Si tratta dell’esito di un lento processo, avviato nel 1992 con lo scioglimento del partito della Democrazia Cristiana, l’inizio di una diaspora segnata dalla nascita di una serie di piccoli partiti che si ispiravano a quella storia, e giunto a conclusione con il dissolvimento di quella presenza – sul fronte politico, oggi i cattolici sono presenti ovunque e ovunque irrilevanti.
Presenti ovunque e inefficaci dappertutto: questa è stata ed è l’agghiacciante situazione dei cattolici (persone anche bravissime e di prim’ordine) impegnate nei diversi partiti negli anni della diaspora, seguita all’implosione del loro partito di riferimento.

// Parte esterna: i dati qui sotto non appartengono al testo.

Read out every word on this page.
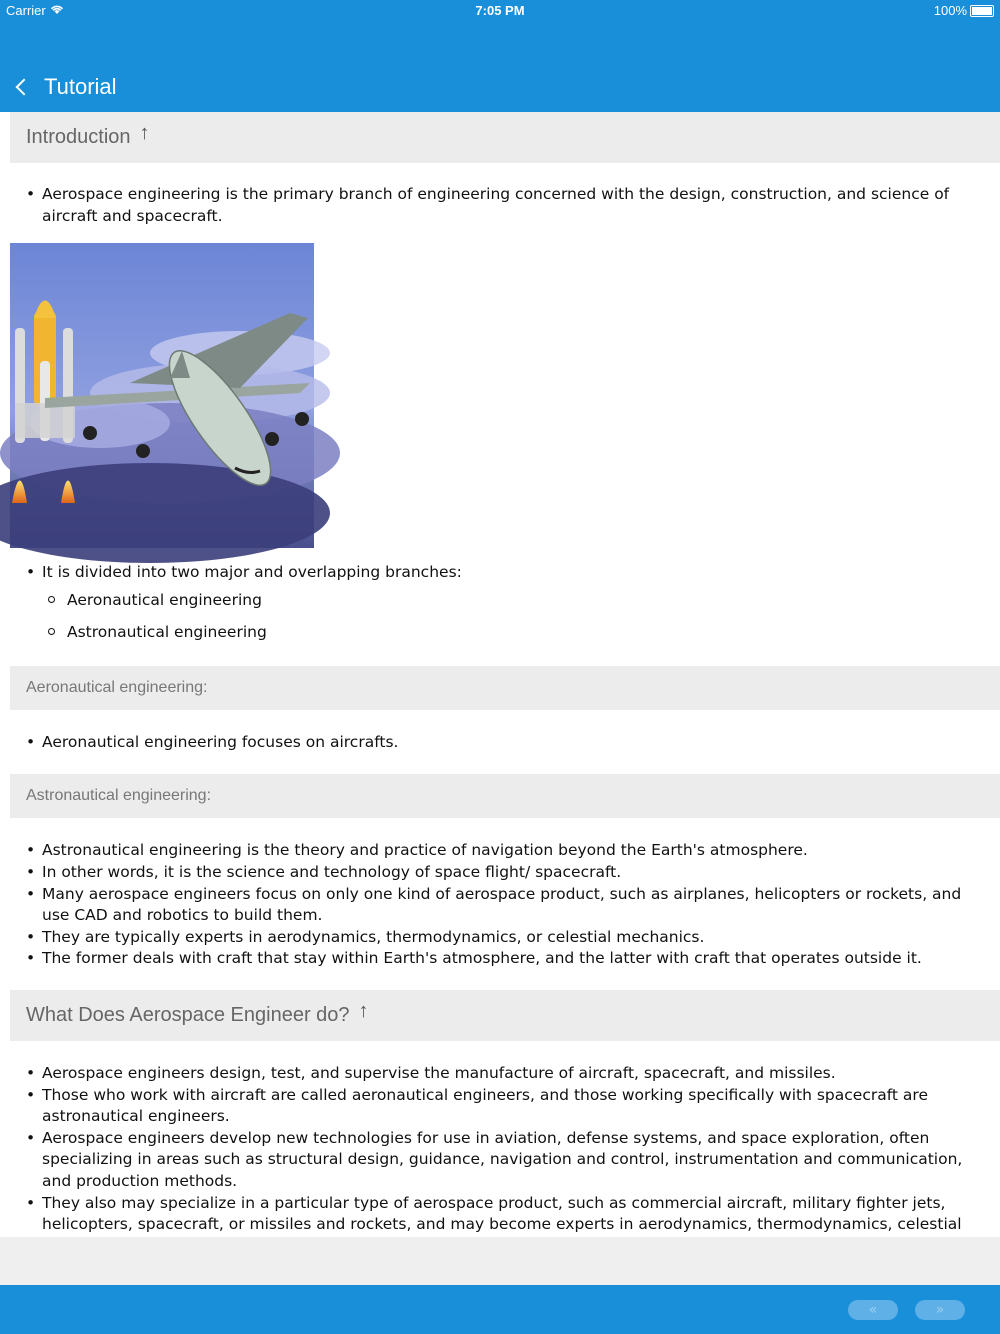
Carrier	7:05 PM	100%
Tutorial
Introduction ↑
• Aerospace engineering is the primary branch of engineering concerned with the design, construction, and science of aircraft and spacecraft.
• It is divided into two major and overlapping branches:
Aeronautical engineering
Astronautical engineering
Aeronautical engineering:
• Aeronautical engineering focuses on aircrafts.
Astronautical engineering:
• Astronautical engineering is the theory and practice of navigation beyond the Earth's atmosphere.
• In other words, it is the science and technology of space flight/ spacecraft.
• Many aerospace engineers focus on only one kind of aerospace product, such as airplanes, helicopters or rockets, and use CAD and robotics to build them.
• They are typically experts in aerodynamics, thermodynamics, or celestial mechanics.
• The former deals with craft that stay within Earth's atmosphere, and the latter with craft that operates outside it.
What Does Aerospace Engineer do? ↑
• Aerospace engineers design, test, and supervise the manufacture of aircraft, spacecraft, and missiles.
• Those who work with aircraft are called aeronautical engineers, and those working specifically with spacecraft are astronautical engineers.
• Aerospace engineers develop new technologies for use in aviation, defense systems, and space exploration, often specializing in areas such as structural design, guidance, navigation and control, instrumentation and communication, and production methods.
• They also may specialize in a particular type of aerospace product, such as commercial aircraft, military fighter jets, helicopters, spacecraft, or missiles and rockets, and may become experts in aerodynamics, thermodynamics, celestial
«	»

Accampati in tende, nelle differenti formazioni politiche, il loro destino si è sostanzialmente risolto in vassallaggio, con magari “diritto di tribuna”.
Le sfide che attendono l’Italia, come peraltro tutti i Paesi democratici occidentali, sono tante e incredibilmente impegnative. Dalla transizione energetica, resa ancora più impellente dalla guerra in Ucraina e dall’imperialismo russo, alla crisi demografica che vede l’Italia uno dei Paesi con il più basso tasso di natalità al mondo.
Dalla crescente povertà, soprattutto tra le persone del ceto medio, alla presenza di un sistema politico istituzionale sempre più estrattivo, di tipo neofeudale. È questo un sistema politico che favorisce la formazione di oligarchie, le cristallizza e innesca un circolo vizioso che alimenta un sistema economico dominato da oligopoli, dove il profitto imprenditoriale non è la misura dello sviluppo di un Paese ma la rendita di posizione che il ceto medio paga ad una élite sempre più determinata a estrarre e ad accaparrarsi le ricchezze, piuttosto che a produrle.
Gli italiani sopravviveranno anche a queste prossime elezioni. Chiunque vinca, le sorti del mondo non saranno certo sacrificate sull'”Altare della patria” di Roma. Tuttavia, l’Italia ha sempre rappresentato un laboratorio politico e una vittoria schiacciante della destra sovranista o quella più improbabile della sinistra radicale e statalista potrebbe significare anche un’inversione di tendenza nelle opinioni pubbliche occidentali e favorire i tentativi di chi, pur per ragioni differenti, da Oriente a Occidente, vorrebbe condizionare la vita democratica e sacrificarla sull’altare delle “democrazie illiberali” o “radicali” che siano.